The Sweater
I threw away my old blue cycling sweater yesterday. I’d had the thing so long I can’t remember being without it. It wasn’t the first jersey I owned. The first was a light-blue and white one I thought looked like Felice Gimondi’s Bianchi team jersey. I gave that one away years ago without a second thought. The sweater though, was tougher.
I think that sweater was made as the top half of an old-fashioned Italian warm-up suit, one of the ones with pants that looked like pajama bottoms. No one bought those pants; if I think about them I can feel sorry for all those rejected baggy warm-up bottoms. I wonder what became of them and hope they’re doing all right, wherever they are.
The shop where I bought that sweater closed not much later. I remember it as a kind of unfocused shop, one you’d seldom find a reason to visit. My girlfriend had bought one of the sweaters there for $15, a bargain even in those days. I stepped right up.

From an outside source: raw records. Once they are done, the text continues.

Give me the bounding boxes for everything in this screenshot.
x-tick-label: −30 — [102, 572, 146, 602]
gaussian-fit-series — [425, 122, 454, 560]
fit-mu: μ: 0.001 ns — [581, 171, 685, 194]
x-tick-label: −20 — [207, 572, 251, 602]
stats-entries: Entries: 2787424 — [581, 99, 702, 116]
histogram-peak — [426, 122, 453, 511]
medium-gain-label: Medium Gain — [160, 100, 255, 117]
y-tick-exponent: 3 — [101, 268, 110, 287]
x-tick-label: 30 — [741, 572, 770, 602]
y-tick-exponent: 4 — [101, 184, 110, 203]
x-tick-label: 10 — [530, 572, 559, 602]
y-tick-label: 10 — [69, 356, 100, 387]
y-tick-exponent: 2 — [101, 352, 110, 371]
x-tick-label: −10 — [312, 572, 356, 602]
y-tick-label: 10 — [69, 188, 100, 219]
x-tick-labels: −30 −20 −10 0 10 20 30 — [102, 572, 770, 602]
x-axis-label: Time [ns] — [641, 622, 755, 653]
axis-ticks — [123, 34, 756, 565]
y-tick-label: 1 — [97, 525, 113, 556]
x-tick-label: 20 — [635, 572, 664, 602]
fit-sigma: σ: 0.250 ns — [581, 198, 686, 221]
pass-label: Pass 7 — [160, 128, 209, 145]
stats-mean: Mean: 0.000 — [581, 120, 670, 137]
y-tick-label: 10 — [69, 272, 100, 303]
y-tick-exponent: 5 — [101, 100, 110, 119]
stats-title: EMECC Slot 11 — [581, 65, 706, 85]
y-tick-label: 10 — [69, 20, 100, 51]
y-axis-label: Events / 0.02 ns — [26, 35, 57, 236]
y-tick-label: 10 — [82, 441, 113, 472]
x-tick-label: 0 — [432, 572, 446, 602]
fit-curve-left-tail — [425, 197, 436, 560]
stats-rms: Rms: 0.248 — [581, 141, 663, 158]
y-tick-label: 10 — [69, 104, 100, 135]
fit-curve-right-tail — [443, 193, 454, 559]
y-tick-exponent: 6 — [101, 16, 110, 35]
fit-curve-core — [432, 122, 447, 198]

The label, printed in Italian, couldn’t be decoded. You couldn’t tell if it was wool or synthetic or a blend. I treated it like wool for 10 years.
The full-length front zipper made that sweater easy to put on and take off. If the day got warm you could unzip it part or all the way. Or you could take it off and twirl it by the sleeves and tie it around your waist. Perfect.
That girlfriend and I rode together a lot. I see us in my mind in matching blue sweaters, riding side by side (only when safe, of course) down foggy, wooded country roads. We looked alike and I think we thought alike, then.
She and I rode centuries and group training rides. We took moderate-length tours together. She liked to wear a railroad engineer’s hat. I was learning to wear a cycling cap Saronni-style, down over the eyes in the front, perched impossibly high in back. Saronni, that year, was still being driven to races by his mommy.
Eventually, though I learned to wear the cap perfectly, the girlfriend departed. The sweater stayed on.
I recall once on a late fall ride I got caught in a cold rainstorm. I got soaked but the sweater kept me warm. I remember wringing water out of it in a restaurant bathroom and having to drop it on the john floor for lack of a place to hang it while I dressed. It was still so wet, even after the wringing, that it flopped loudly when I dropped it on the tile. That’s a warm sweater.
I remember it covered in frost down the arms and across the chest on those painfully chilly, clear mornings there are never enough of. I remember how the cuffs frayed after the first couple years but never got worse. I can remember the blue of it bright and the new smell still in it. That sweater was new then and so was cycling. I had yet to discover I had limits.
In those days I felt it was important to wear clean, newish cycling clothes. I saw that some people who’d been at it long enough to own old bike clothing wore their mended, tattered stuff with no embarrassment. Not me though; no patched tights for me.
I thought that if I wore less-than-perfect jerseys or shorts or whatever, I would be considered casual or uncommitted to the sport.
Years passed and I was still riding. I got less impressed by emblems of dedication one could merely buy. I became more aware of subtle signals, like class on the bike, that earlier I might have missed while looking at some turkey’s jersey.
I won’t say I’ve let myself go completely and ride in rags. I did begin to lose interest in woollen (later Lycra) perfection. I came to find certain articles of clothing (and equipment) pleasantly familiar and effective. I didn’t want a new whatever, thank you. I liked the old one just fine.
I liked that blue sweater especially fine as you may have perceived. My new girlfriend found the hole in the twice-mended left shoulder too shabby. She asked me repeatedly not to wear it.
I explained to her about the old girlfriend and the rainstorm and the frosty mornings. I tried to recreate the sound my sweater made slapping the bathroom floor. She was relentless.
I was too classy a guy, she said, to wear a sweater as ratty as that. It was giving a bad impression. So I threw it away. Hey, it was for my own good.